You who are on the road
Must have a code that you can live by
And so become yourself
Because the past is just a good bye.

Teach your children well,
Their parents' hell did slowly go by,
And feed them on your dreams
The one they picked, the one you'll know by.

Don't you ever ask them why, if they told you, you would cry,
So just look at them and sigh
and know they love you.

And you, of tender years,
Can't know the fears that your elders grew by,
And so please help them with your youth,
They seek the truth before they can die.

Teach your parents well,
Their children's hell will slowly go by,
And feed them on your dreams
The one they picked, the one you'll know by.

Don't you ever ask them why, if they told you, you would cry,
So just look at them and sigh

and know they love you.



The picture of the young man is from a SALDEF mailing. I chose it because the young man's new mustache reminds me so much of Sandeep. He was so proud of his - as well he might be. Few young men of 13 have such a nice one.



The bird watching picture is for my readers who love birds. And children. And courage?


WHY TRY TO FIT IN?
YOU WERE BORN TO STAND OUT!

5 comments:

  1. Dear Mata Mai Ji:

    I wonder sometimes about our ability to touch another human being. Your story with these children and their parents is an amazing example of how when we open up, risk ourselves, we allow others to also take the risk of truth... especially political truth, like sharing with the young generation the events of 84 onwards.

    I did not know previously that you are of French-Canadian descent, in addition to Punjabi. A Sikh heart transcends all outer shells (though of course the uniform of the disciplined is a key Khalsa insignia...). I think these young people also learned that on the day they met you.

    If I may be so bold, to me, your son Sandeep, lives through these stories you share with us.

    Respectfully,

    pk

    ReplyDelete
  2. Whoa! I didn't know you had pictures of these grusome scenes. Geez.
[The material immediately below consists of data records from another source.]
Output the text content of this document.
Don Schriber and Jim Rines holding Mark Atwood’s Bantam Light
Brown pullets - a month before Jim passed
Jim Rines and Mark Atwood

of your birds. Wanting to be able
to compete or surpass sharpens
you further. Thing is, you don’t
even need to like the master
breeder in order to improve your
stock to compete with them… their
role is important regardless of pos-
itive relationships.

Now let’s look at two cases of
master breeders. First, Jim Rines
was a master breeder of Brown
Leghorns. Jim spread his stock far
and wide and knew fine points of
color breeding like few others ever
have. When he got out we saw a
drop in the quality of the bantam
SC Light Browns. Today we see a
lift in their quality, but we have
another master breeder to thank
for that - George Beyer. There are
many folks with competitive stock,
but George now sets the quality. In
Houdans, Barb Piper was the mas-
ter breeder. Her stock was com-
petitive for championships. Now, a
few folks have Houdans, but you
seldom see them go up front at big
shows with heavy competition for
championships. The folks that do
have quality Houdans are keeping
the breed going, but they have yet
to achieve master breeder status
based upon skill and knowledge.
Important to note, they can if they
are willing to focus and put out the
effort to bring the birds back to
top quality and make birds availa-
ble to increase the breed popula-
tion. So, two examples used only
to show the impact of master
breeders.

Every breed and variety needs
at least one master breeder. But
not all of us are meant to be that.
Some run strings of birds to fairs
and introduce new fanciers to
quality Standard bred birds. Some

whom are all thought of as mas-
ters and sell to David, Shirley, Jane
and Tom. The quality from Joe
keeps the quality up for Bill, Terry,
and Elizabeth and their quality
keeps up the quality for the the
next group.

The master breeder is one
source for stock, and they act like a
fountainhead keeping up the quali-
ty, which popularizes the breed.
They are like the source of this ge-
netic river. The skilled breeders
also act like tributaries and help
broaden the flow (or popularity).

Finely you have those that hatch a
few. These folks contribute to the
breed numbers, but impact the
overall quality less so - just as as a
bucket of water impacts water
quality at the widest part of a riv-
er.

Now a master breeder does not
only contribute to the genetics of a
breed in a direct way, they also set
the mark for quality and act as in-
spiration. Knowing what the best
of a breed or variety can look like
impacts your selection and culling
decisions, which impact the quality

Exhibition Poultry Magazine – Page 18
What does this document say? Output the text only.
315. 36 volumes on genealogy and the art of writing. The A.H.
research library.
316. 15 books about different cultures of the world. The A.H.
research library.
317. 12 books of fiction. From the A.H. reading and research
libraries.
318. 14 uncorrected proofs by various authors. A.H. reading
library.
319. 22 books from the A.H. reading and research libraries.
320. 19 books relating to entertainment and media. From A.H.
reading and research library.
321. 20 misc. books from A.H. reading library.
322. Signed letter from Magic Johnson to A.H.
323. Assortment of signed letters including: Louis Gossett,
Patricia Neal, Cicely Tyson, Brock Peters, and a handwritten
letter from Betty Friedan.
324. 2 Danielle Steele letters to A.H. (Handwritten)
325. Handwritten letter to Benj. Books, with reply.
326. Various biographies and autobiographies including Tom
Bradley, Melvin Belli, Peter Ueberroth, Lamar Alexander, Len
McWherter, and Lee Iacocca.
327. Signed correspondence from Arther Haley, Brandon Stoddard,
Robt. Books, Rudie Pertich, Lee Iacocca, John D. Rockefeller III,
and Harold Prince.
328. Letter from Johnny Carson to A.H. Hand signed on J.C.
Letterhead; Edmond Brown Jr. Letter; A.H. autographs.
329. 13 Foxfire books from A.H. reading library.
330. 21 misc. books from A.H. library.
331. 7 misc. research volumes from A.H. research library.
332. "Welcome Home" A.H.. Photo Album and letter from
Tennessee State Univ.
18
Mai. How can you stand to look at them off and on?

    ReplyDelete
  3. Hi, PK - It is a difficult topic, I imagine not unlike Black parents trying to explain racism to their children. I remember the shock to my whole system:'Wow! People really HATE us!' I understand not wanting to talk about it. And it hurts.

    My mother and I had 'problems.' I did write a post about her in the other blog. If you'd like to read it, it's at:

    http://mai-sometimes.blogspot.com/2007/07/my-first-haircut.html

    And if you REALLY want to understand the situation read the links, too.

    Fortunately, I take after my Dad, who raised me, in everything except physical appearance. At least I hope so!

    Please be so bold! Sandeep was extraordinary...I need to write about that sometime.

    S. S, - This is difficult to explain. I am so very proud of them and they look so peaceful.

    I don't often look at those pictures.

    ReplyDelete
  4. Vaheguru Ji Ka Khalsa
    Vaheguru Ji Ki Fateh

    Amazing Mata ji.

    It's mind blowing to think that if you had reacted how I would have in the first instance (by getting mad the kids) the young Sikh (Steve) would be one step closer to the barber shop instead of one step closer to an Amrit Sanchaar.

    Thank you once again for sharing this with us.

    This really has made my day and probably many days to come.

    Another Son,

    Vaheguru Ji Ka Khalsa
    Vaheguru Ji Ki Fateh

    ReplyDelete
  5. Dear Anonymous A. S.,

    I think that's why anger is considered so very evil. I will admit to annoyance and I would have just ignored thm, as I usually do the kids across the street, if the young lady hadn't approached me. So perhaps she's the hero of the whole encounter.

    I hope they keep the enthusiasm for Sikhi that I saw that day. It'll be up to the parents to help there, of course.

    Amazing? If you say so, I guess. But I feel pretty normal to me. Perhaps the trule amazing person would be my teacher, my Dad! I have written a lot about him in sometimes - 2. I would suggest you go there and click on the label 'Dad.'

    I have another neighbourhood Sikh story to put in here when I find the time to write it up. It's a little sad, though.

    It's so nice to gain another nameless son. How shall I refer to you? Anonymous is so cold. And anonymous.